In English we use the phrase " bee in one's bonnet" to explain someone with an obsession for a particular point of view. In Chinese, a similar idiom is 挥之不去, meaning you can't wipe out the stain.
Have a look at this article today by Reuters, about the IPO process in China. To me, the reporters started off this story with a bee in their hats, that China's domestic IPO industry remains a nest of corruption, manipulation and ominous doings by the regulator, the CSRC. They found someone to quote, and then asked me for my opinion. I shared it across several emails. As you'll see, I end up being quoted in the article providing something of an antidote to all the negativity. I don't think, to switch back to the Chinese, I quite wiped away the stain.

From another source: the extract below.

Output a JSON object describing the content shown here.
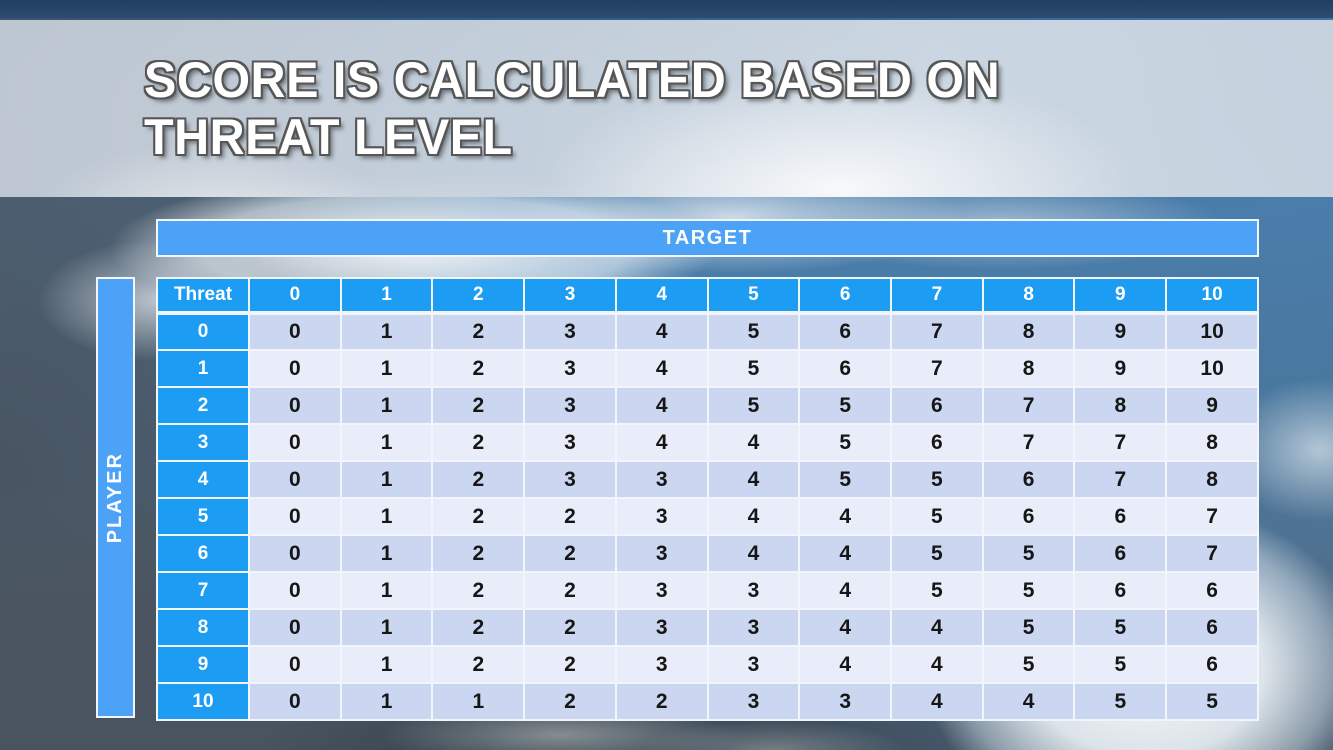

Here's the story that didn't get reported. In the last five weeks, China's domestic stock markets had 48 successful IPOs. That is exactly 48 more than China had in all of 2013, and ahead of the successful IPOs so far this year in Hong Kong and the US. In my view, China is on track, as I said in one of those emails to the Reuters reporter, "to shatter all worldwide records for number of IPOs in a year and money raised."
That's big news. Instead, the article focuses on a whole lot else that all boils down to dark mutterings, but not a lot of facts, suggesting that insider trading is or may become rife; that there's some form of "moral hazard" at work here. Hard to refute. Equally hard to confirm.
The one example cited, of the cancelled Jiangsu Aosaikang, is said by an unnamed source to be "most heavily intervened IPO in the history of China". IPOs, for those keeping score, get pulled all the time, everywhere, most often because investors wouldn't commit to buying all the shares on offer.
What happened with the Jiangsu Aosaikang IPO no one can say for sure. But, the quote is just silly. Until two months ago, all China IPOs involved a level of direct, disclosed, intensive intervention by the CSRC that covered not only the IPO offering price, but included too the CSRC making decisions on which Chinese companies should IPO, when, with what level of profits. This was intervention on a grand, intentional and absolutist scale.
We're only in the second month of the new IPO regime in China. Things might degenerate. The CSRC and market participants like underwriters are still feeling their way forward. But, there's ample room for optimism here: a highly-damaging IPO embargo is over, Rmb 3 billion ($5 bn) has been raised, and there's clearly investor appetite for more new issues.